Protecting Volunteers from Employment Termination
For Immediate Release: May 26, 2010
Contact: Ami Shah | firstname.lastname@example.org | (518) 455-3531
Senator Shirley L. Huntley Protects the Men and Women
Who Protect Our Communities
Employees cannot be terminated for volunteering time!
(D-Jamaica) Senator Huntley and the Democratic Majority has passed legislation (S. 4988) protecting volunteer firefighters and emergency medical service providers (EMS) from being terminated from their paid employment for missing work time due to performing those duties. The bill passed with unanimous bipartisan support, which speaks to the strength and need of the bill.
“More than 80 percent of New York State relies on the services of volunteer firefighters and EMS men and women who cannot be replaced without enormous cost to local governments,” Senator Huntley said. “Attracting and retaining volunteers has become a challenge for local fire and EMS companies, yet their services are critical to the safety and well being of New Yorkers. Volunteers should not have to choose between their job and protecting their communities.”
Volunteer firefighters and emergency medical service providers protect our children, our families, and our communities. This bill expresses our appreciation of the work they perform by providing protection for them while they are busy protecting others. Their dedication, commitment, and sacrifice, has given our communities prompt and efficient service during emergencies. It has made our neighborhoods a safer place to live.

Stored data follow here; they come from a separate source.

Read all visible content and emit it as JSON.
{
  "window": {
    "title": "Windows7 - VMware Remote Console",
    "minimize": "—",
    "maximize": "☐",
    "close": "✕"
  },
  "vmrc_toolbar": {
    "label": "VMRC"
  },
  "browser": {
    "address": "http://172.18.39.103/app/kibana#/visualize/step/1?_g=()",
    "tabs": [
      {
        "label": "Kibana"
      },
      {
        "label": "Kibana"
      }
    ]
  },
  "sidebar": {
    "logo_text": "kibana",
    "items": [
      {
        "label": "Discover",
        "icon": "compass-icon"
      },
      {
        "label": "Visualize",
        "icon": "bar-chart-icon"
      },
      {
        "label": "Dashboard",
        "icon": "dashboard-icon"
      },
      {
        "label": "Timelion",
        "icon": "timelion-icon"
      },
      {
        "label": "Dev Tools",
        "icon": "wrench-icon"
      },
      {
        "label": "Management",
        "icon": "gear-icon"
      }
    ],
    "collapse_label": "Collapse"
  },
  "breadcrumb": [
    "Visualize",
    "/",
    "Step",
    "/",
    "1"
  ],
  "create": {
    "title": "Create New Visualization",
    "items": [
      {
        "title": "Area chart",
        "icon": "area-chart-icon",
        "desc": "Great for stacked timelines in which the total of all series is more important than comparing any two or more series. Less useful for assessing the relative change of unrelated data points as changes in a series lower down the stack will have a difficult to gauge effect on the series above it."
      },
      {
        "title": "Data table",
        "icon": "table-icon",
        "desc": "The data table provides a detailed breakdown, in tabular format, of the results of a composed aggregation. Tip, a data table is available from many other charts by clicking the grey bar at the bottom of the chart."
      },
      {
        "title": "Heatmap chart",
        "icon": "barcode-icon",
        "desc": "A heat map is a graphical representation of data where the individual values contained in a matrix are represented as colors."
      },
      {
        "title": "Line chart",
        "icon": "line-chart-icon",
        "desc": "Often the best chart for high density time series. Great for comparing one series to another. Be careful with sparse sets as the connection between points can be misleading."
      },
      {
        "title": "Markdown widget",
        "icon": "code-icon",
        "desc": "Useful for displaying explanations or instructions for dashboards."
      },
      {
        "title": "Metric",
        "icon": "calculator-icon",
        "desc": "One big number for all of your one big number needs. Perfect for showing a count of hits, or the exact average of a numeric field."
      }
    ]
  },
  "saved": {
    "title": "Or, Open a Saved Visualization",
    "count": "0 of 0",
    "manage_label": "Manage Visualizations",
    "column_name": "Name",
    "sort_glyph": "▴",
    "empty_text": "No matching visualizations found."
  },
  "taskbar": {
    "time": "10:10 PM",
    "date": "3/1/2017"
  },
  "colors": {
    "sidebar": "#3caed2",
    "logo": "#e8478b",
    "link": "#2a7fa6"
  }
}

This bill not only protects volunteer firefighters and emergency medical service providers but their employers as well. The volunteer must present verification from a commanding officer that they were in fact dispatched. Not only that, but the absences will be charged against the employee’s accrued leave. In the event that the employee does not have accrued time to offset any time lost, the employer must either grant at least three hours of authorized absence in any twelve month period or allow authorized absence for volunteer response during work hours at least two times per calendar year. The latter provisions will act as a safeguard against abuse and fraud.
They are a crucial aspect of our communities and we need them to continue the good work they have been doing. This piece of legislation will ensure that they will not be penalized for serving their communities. Eight states including Ohio, Illinois and California have passed laws to protect their emergency volunteers. It’s time we do the same.